When David was established as King in Jerusalem, the first thing he did was gather the nation’s leaders to find the Ark of the Covenant. 2 Chronicles 1:2-3 tells us that Solomon’s first deed was also to lead the nation to seek God. “Solomon spoke to all Israel, to the commanders of thousands and of hundreds, to the judges, and to all the leaders in all Israel, the heads of fathers’ houses. And Solomon, and all the assembly with him, went to the high place that was at Gibeon, for the tent of meeting of God, which Moses the servant of the Lord had made in the wilderness, was there.” Just as David’s first act as King was a public demonstration of worship of the God of Israel, so too was Solomon’s first act.

The story told us by the Chronicler is said to be from the priestly perspective. The book of Kings tells us about Solomon from the kingly perspective. In Kings, we learn about Solomon’s weaknesses. In Kings, we learn about his use of slavery of Israelites to build the Temple and his Palace. We read about his susceptibility to the allurements of women, especially foreign women and how he multiplied wives and horses in contrast to the instructions in the Law. He tolerated and even participated in pagan rituals in cooperation with his wives. In the accounts recorded in the book of the Kings, we see all the weaknesses and sins of David and his son Solomon. We even see how Solomon became David’s son after he murdered Bathsheba’s husband. What’s up with this? McConville explained this well, “The Kings and Chronicles accounts, taken together, become another testimony—alongside the whole biblical picture of David—to the way in which God deigns to use great sinners in the work of his kingdom, so much so that the OT’s latest picture of Solomon does not even remember his sins.”[1]

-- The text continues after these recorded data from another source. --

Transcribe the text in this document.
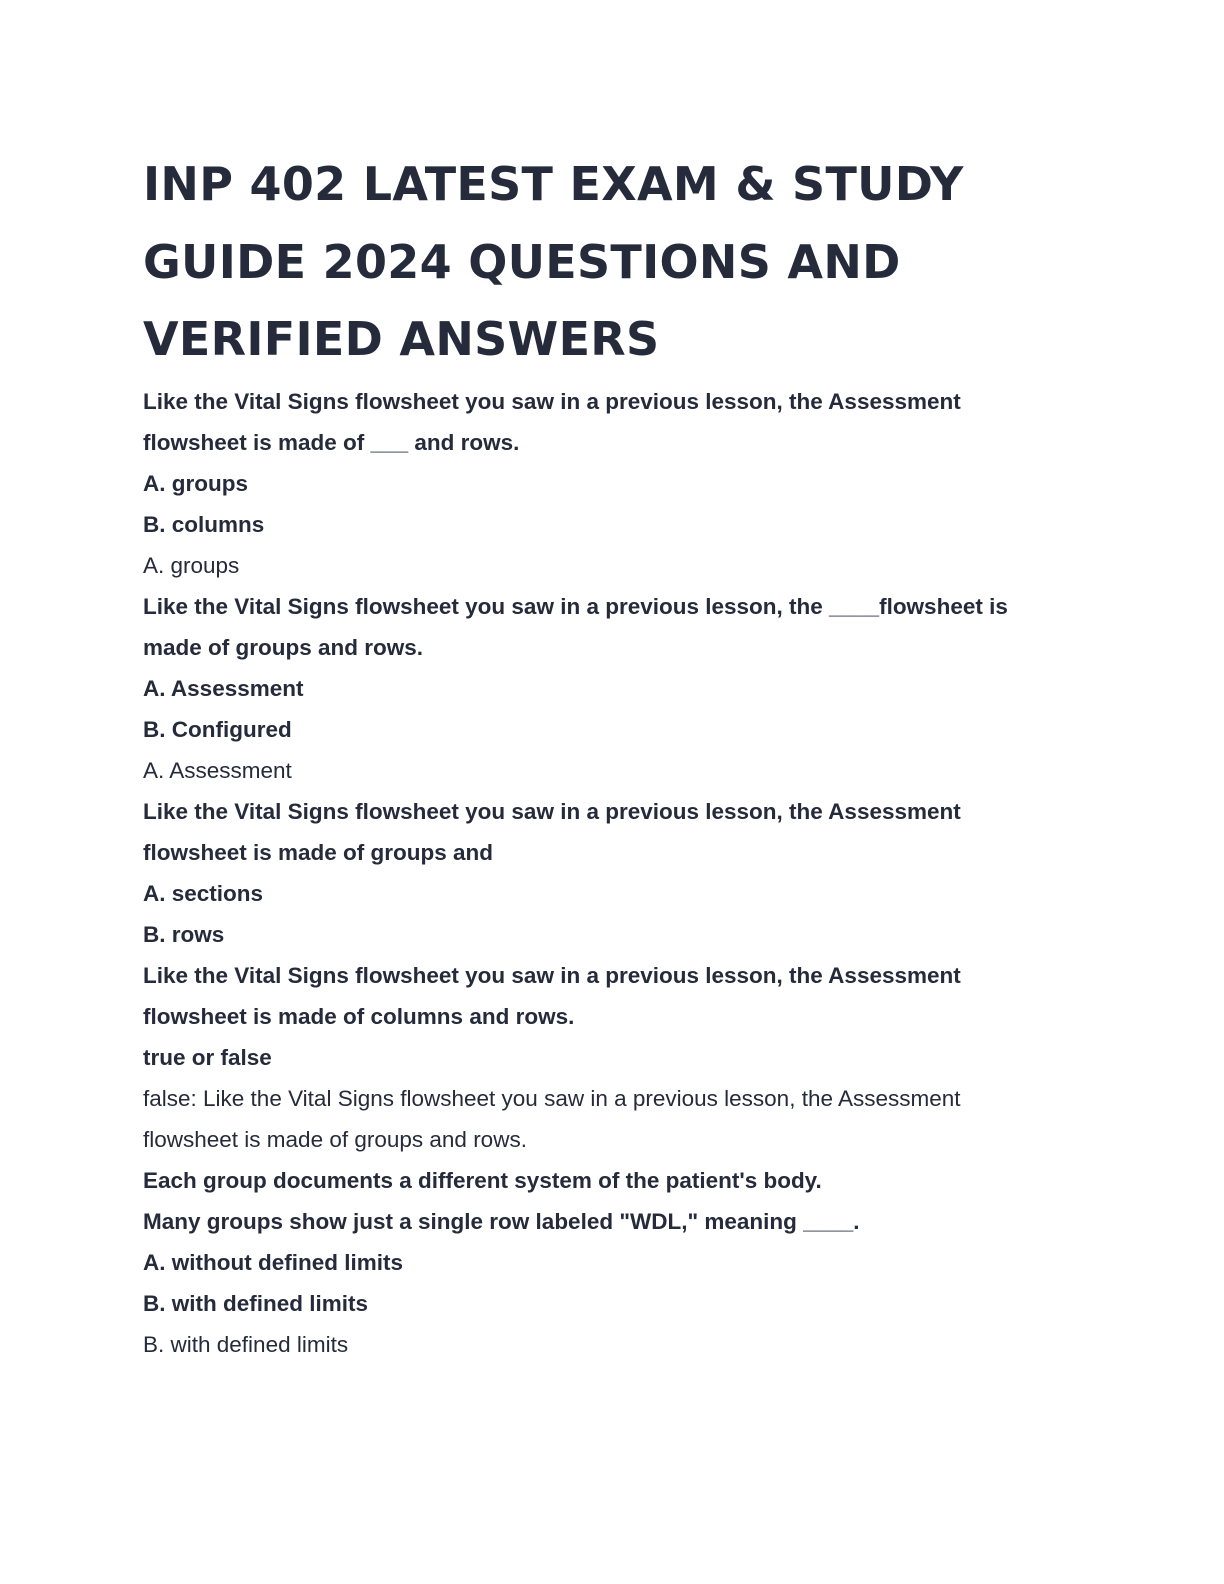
INP 402 LATEST EXAM & STUDY
GUIDE 2024 QUESTIONS AND
VERIFIED ANSWERS

Like the Vital Signs flowsheet you saw in a previous lesson, the Assessment

flowsheet is made of ___ and rows.

A. groups

B. columns

A. groups

Like the Vital Signs flowsheet you saw in a previous lesson, the ____flowsheet is

made of groups and rows.

A. Assessment

B. Configured

A. Assessment

Like the Vital Signs flowsheet you saw in a previous lesson, the Assessment

flowsheet is made of groups and

A. sections

B. rows

Like the Vital Signs flowsheet you saw in a previous lesson, the Assessment

flowsheet is made of columns and rows.

true or false

false: Like the Vital Signs flowsheet you saw in a previous lesson, the Assessment

flowsheet is made of groups and rows.

Each group documents a different system of the patient's body.

Many groups show just a single row labeled "WDL," meaning ____.

A. without defined limits

B. with defined limits

B. with defined limits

The priestly approach to the life of Solomon ignores his sin. As the intercessors for the people, priests presented the sacrifices to God which would make atonement for their sins. God would forgive and forget.  Isaiah 43:25 says clearly, “I, yes, I, am He who blots out your transgressions for My own sake and remembers your sins no more.” Solomon called the nation to the tent which contained the altar upon which sacrifices were made through which sins were forgiven.  Without the shedding of blood, there is no forgiveness of sin. Thus, Solomon took the people to the altar of sacrifice. As we read in the book of Hebrews, “But when Christ appeared as a high priest of the good things that have come, then through the greater and more perfect tent (not made with hands, that is, not of this creation) he entered once for all into the holy places, not by means of the blood of goats and calves but by means of his own blood, thus securing an eternal redemption.” Quoting from Isaiah, the writer of Hebrews tells us, “For I will be merciful toward their iniquities, and I will remember their sins no more.”

[1] McConville, J. G. 1984. I & II Chronicles. The Daily Study Bible Series. Louisville, KY: Westminster John Knox Press.